A cozinha está como a deixou Saramago. O hall de entrada da casa, o escritório e a sala ganharam uns pequenos números em papel, como legendas de obras de arte. São os números que devem ser digitados no audio-guia durante a visita para que se ouçam os textos de Pilar del Río sobre a vida do Nobel português nesta casa, sobre a sua coleção de elefantes e cavalos oferecidos por pessoas de todo o mundo, as suas representações de Cristo na cruz. Todas as visitas são acompanhadas de uma guia que vai completando os textos gravados, respondendo a curiosidades. É ao entrar na cozinha que se sai da casa-museu para se invadir um ambiente quotidiano.

No frigorífico, há fotografias – dos sobrinhos, no dia em que o fotógrafo ia à escola, de Pilar ou de Saramago sentado na sua pedra no jardim com vista para os limites da ilha. Conhecemos melhor o amor pelos cães: Camões, que lhes apareceu em casa enquanto Saramago descobria pelo telefone que tinha recebido o prémio Camões, e Pepe, diminutivo espanhol para José – uma forma de Saramago virar a cara para o cão sempre que os espanhóis lhe chamavam Pepe, nos primeiros anos na ilha. Pelas bancadas da cozinha estão as loiças de todos os dias com que Saramago tomava o seu banquete de pequeno-almoço. A um canto, à saída para o jardim, está a máquina Delta que, em 2011, iniciou a parceria entre a empresa portuguesa e a Casa-Museu.

Até 2020, a cada visita nesta casa, os visitantes davam por si de chávena na mão a perder-se em conversas. Os pacotes de açúcar davam por vezes o mote, já que tinham sido personalizados pela Delta com frases de Saramago como “Sempre chegamos ao sítio aonde nos esperam” ou “Cada um de nós é por enquanto a vida. Isso nos baste”. Interromper a visita com um café, “foi uma forma de repetir esse detalhe generoso de Saramago, mas com a pandemia tivemos de parar de o fazer, por questões de segurança. Aproveitámos para repensar o momento do café. A verdade é que as pessoas ficavam tão descontraídas que por vezes a visita seguinte se atrasava bastante. Se fazia uns visitantes muito felizes, deixava outros um pouco chateados”. 

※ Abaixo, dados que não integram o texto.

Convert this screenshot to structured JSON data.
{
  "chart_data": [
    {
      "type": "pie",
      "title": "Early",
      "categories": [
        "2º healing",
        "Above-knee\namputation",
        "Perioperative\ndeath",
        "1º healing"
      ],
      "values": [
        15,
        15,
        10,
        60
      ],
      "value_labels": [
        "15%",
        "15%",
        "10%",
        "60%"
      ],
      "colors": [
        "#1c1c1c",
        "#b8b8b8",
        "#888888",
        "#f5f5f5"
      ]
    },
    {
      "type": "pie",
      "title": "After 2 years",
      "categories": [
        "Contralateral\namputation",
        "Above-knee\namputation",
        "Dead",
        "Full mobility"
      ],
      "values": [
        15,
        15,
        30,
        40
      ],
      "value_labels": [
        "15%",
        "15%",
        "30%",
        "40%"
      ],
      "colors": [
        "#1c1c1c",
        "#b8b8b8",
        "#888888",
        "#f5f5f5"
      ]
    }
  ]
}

A solução foi plantada do outro lado da estrada. Depois da visita ao edifício principal da casa, onde está a sala, quartos, cozinha e um jardim, atravessa-se a estrada para o edifício da biblioteca. Aqui estão os livros que o escritor teve por muitos anos numa cave, sem estantes nem organização. No pátio de entrada pôs uma oliveira que trouxe do Alentejo, entre os joelhos, no avião: é aqui que se toma agora o café português. Passou-se da pausa do café para o café da despedida. A tradição da casa cheia de conversas e ideias à volta da mesa mantém-se, garante María.

Quando está em Lanzarote, Pilar del Río vive aqui e sai sorrateira se alguma visita se cruza com ela. Mantém, no entanto, a tradição de receber artistas e intelectuais, e a cozinha continua a cheirar a refeições caseiras. “Agora está cá Leonardo Padura [escritor cubano]”, conta María, no início de março. “Esta noite vai comer bacalhau. A Pilar é boa cozinheira – e posso dizer que Leonardo Padura é um cafeinómano e está encantado por ter este café aqui.”